I think she had more idea of how a honeymoon should be conducted than he had, because they were not seen again that night.
2
I was late for breakfast on the terrace, but I noticed that Stephen and Tony were lingering longer than usual. Perhaps they had decided at last that it was too cold for a bathe; I had the impression, however, that they were lying in wait. They had n
ever been so friendly to me before, and I wondered whether perhaps they regarded me as a kind of cover, with my distressingly normal appearance. My table for some reason that day had been shifted and was out of the sun, so Stephen suggested that I should join theirs: they would be off in a moment, after one more cup. . . . The contusion was much less noticeable today, but I think he had been applying powder.

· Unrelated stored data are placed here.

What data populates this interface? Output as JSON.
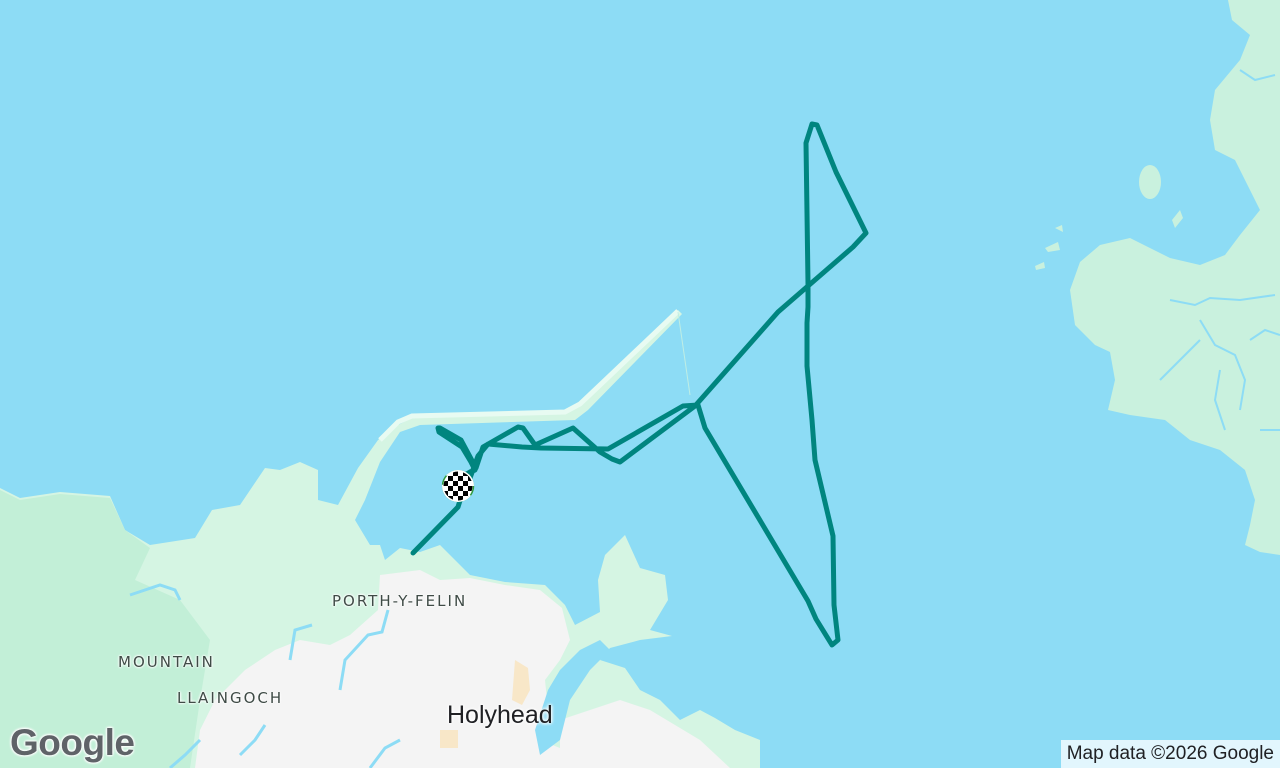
{
  "map": {
    "place_labels": {
      "porth_y_felin": "PORTH-Y-FELIN",
      "mountain": "MOUNTAIN",
      "llaingoch": "LLAINGOCH"
    },
    "town_label": "Holyhead",
    "google_logo": "Google",
    "attribution": "Map data ©2026 Google",
    "colors": {
      "water": "#8ddcf5",
      "land": "#d5f5e3",
      "urban": "#f4f4f4",
      "track": "#00857f"
    },
    "markers": {
      "finish": "checkered-flag-icon"
    }
  }
}
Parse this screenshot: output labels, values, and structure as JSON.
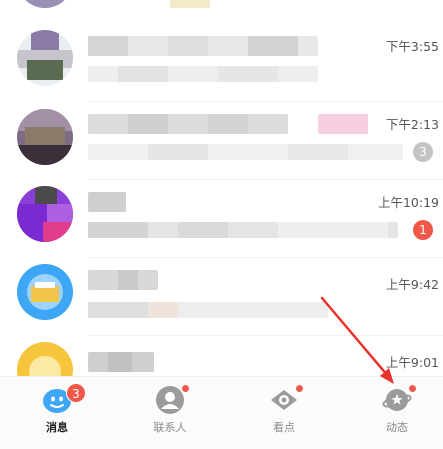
{
  "chats": [
    {
      "time": "",
      "badge": ""
    },
    {
      "time": "下午3:55",
      "badge": ""
    },
    {
      "time": "下午2:13",
      "badge": "3"
    },
    {
      "time": "上午10:19",
      "badge": "1"
    },
    {
      "time": "上午9:42",
      "badge": ""
    },
    {
      "time": "上午9:01",
      "badge": ""
    }
  ],
  "tabs": [
    {
      "label": "消息",
      "icon": "penguin-message-icon",
      "count": "3"
    },
    {
      "label": "联系人",
      "icon": "contacts-icon",
      "count": ""
    },
    {
      "label": "看点",
      "icon": "eye-icon",
      "count": ""
    },
    {
      "label": "动态",
      "icon": "planet-icon",
      "count": ""
    }
  ],
  "colors": {
    "accent": "#3ea7f5",
    "badge_red": "#f0584a",
    "badge_grey": "#c4c4c4",
    "arrow": "#e8322c"
  }
}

‘You staying here long?’ I asked them, conscious of how clumsily I constructed a conversation compared with their easy prattle.
‘We had meant to leave tomorrow,’ Stephen said, ‘but last night we changed our minds.’
‘Last night?’
‘It was such a beautiful day, wasn’t it? “Oh”, I said to Tony, “surely we can leave poor dreary old London a little longer?” It has an awful staying power – like a railway sandwich.’

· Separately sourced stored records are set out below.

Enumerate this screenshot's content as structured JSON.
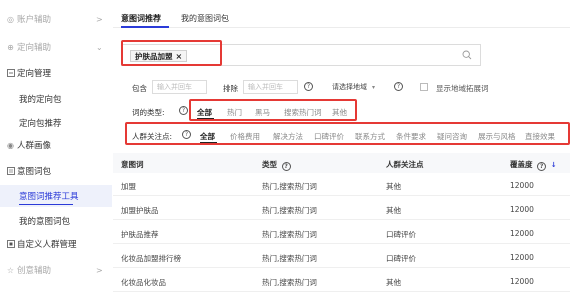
{
  "sidebar": {
    "items": [
      {
        "label": "账户辅助",
        "icon": "account-icon",
        "chevron": ">"
      },
      {
        "label": "定向辅助",
        "icon": "target-icon",
        "chevron": "⌄"
      },
      {
        "label": "定向管理",
        "icon": "manage-icon"
      },
      {
        "label": "我的定向包"
      },
      {
        "label": "定向包推荐"
      },
      {
        "label": "人群画像",
        "icon": "portrait-icon"
      },
      {
        "label": "意图词包",
        "icon": "intent-icon"
      },
      {
        "label": "意图词推荐工具"
      },
      {
        "label": "我的意图词包"
      },
      {
        "label": "自定义人群管理",
        "icon": "custom-icon"
      },
      {
        "label": "创意辅助",
        "icon": "creative-icon",
        "chevron": ">"
      }
    ]
  },
  "tabs": [
    {
      "label": "意图词推荐"
    },
    {
      "label": "我的意图词包"
    }
  ],
  "search": {
    "tag_label": "护肤品加盟",
    "tag_close": "×"
  },
  "filters": {
    "include_label": "包含",
    "include_placeholder": "输入并回车",
    "exclude_label": "排除",
    "exclude_placeholder": "输入并回车",
    "region_select": "请选择地域",
    "region_caret": "▾",
    "region_checkbox_label": "显示地域拓展词"
  },
  "word_type": {
    "label": "词的类型:",
    "options": [
      "全部",
      "热门",
      "黑马",
      "搜索热门词",
      "其他"
    ]
  },
  "audience": {
    "label": "人群关注点:",
    "options": [
      "全部",
      "价格费用",
      "解决方法",
      "口碑评价",
      "联系方式",
      "条件要求",
      "疑问咨询",
      "展示与风格",
      "直接效果"
    ]
  },
  "table": {
    "headers": [
      "意图词",
      "类型",
      "人群关注点",
      "覆盖度"
    ],
    "sort_arrow": "↓",
    "rows": [
      [
        "加盟",
        "热门,搜索热门词",
        "其他",
        "12000"
      ],
      [
        "加盟护肤品",
        "热门,搜索热门词",
        "其他",
        "12000"
      ],
      [
        "护肤品推荐",
        "热门,搜索热门词",
        "口碑评价",
        "12000"
      ],
      [
        "化妆品加盟排行榜",
        "热门,搜索热门词",
        "口碑评价",
        "12000"
      ],
      [
        "化妆品化妆品",
        "热门,搜索热门词",
        "其他",
        "12000"
      ]
    ]
  },
  "colors": {
    "accent": "#2b3bd8",
    "highlight_box": "#e53935"
  }
}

‘Are your clients so patient?’
‘My dear, the clients? You never in your life saw such atrocities as we get from Brompton Square and like venues. It’s always the same. People who pay others to decorate for them have ghastly taste themselves.’

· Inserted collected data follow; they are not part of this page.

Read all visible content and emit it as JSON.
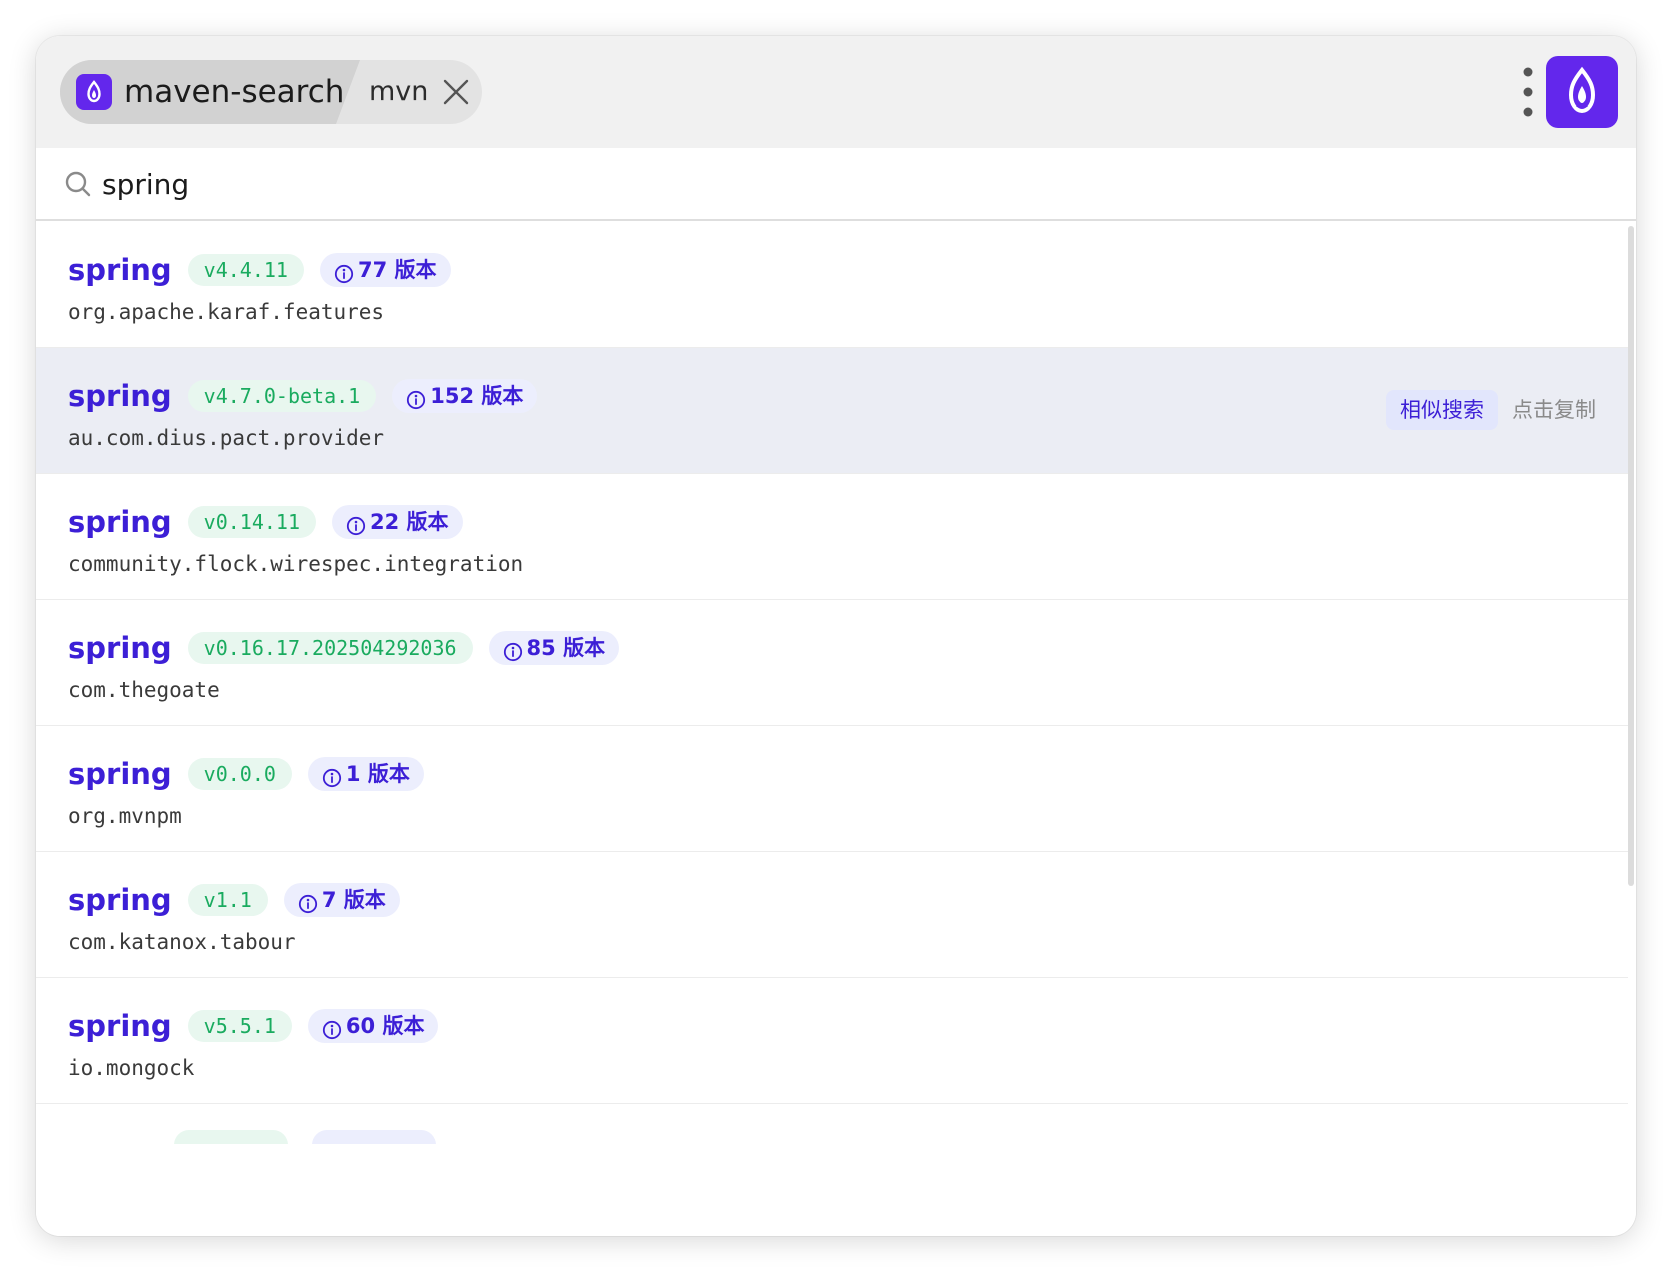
{
  "header": {
    "plugin_name": "maven-search",
    "plugin_keyword": "mvn",
    "plugin_icon": "flame-icon",
    "close_icon": "close-icon",
    "menu_icon": "kebab-menu-icon",
    "app_logo_icon": "flame-logo-icon"
  },
  "search": {
    "value": "spring",
    "icon": "search-icon"
  },
  "colors": {
    "accent": "#6327ec",
    "artifact_text": "#3c1fd6",
    "version_badge_bg": "#e8f7ef",
    "version_badge_text": "#1aab5f",
    "count_badge_bg": "#eceefd",
    "active_row_bg": "#ebedf4"
  },
  "results": [
    {
      "artifact": "spring",
      "version": "v4.4.11",
      "versions_count": "77 版本",
      "group": "org.apache.karaf.features"
    },
    {
      "artifact": "spring",
      "version": "v4.7.0-beta.1",
      "versions_count": "152 版本",
      "group": "au.com.dius.pact.provider"
    },
    {
      "artifact": "spring",
      "version": "v0.14.11",
      "versions_count": "22 版本",
      "group": "community.flock.wirespec.integration"
    },
    {
      "artifact": "spring",
      "version": "v0.16.17.202504292036",
      "versions_count": "85 版本",
      "group": "com.thegoate"
    },
    {
      "artifact": "spring",
      "version": "v0.0.0",
      "versions_count": "1 版本",
      "group": "org.mvnpm"
    },
    {
      "artifact": "spring",
      "version": "v1.1",
      "versions_count": "7 版本",
      "group": "com.katanox.tabour"
    },
    {
      "artifact": "spring",
      "version": "v5.5.1",
      "versions_count": "60 版本",
      "group": "io.mongock"
    }
  ],
  "row_actions": {
    "similar_search": "相似搜索",
    "click_copy": "点击复制"
  }
}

‘You do the world a service then. Think what we might suffer without you. In Brompton Square.’
Tony giggled, ‘I don’t know how we’d stand it if we had not our private jokes. For example, in Mrs Clarenty’s case, we’ve installed what we call the Loo of Lucullus.’
‘She was enchanted,’ Stephen said.
‘The most obscene vegetable forms. It reminded me of a harvest festival.’
They suddenly became very silent and attentive, watching somebody over my shoulder. I looked back. It was Poopy, all by herself. She stood there, waiting for the boy to show her which table she could take, like a new girl at school who doesn’t know the rules. She even seemed to be wearing a school uniform: very tight trousers, slit at the ankle – but she hadn’t realized that the summer term was over. She had dressed up like that, I felt certain, so as not to be noticed, in order to hide herself, but there were only two other women on the terrace and they were both wearing sensible tweed skirts. She looked at them nostalgically as the waiter led her past our table to one nearer the sea. Her long legs moved awkwardly in the pants as though they felt exposed.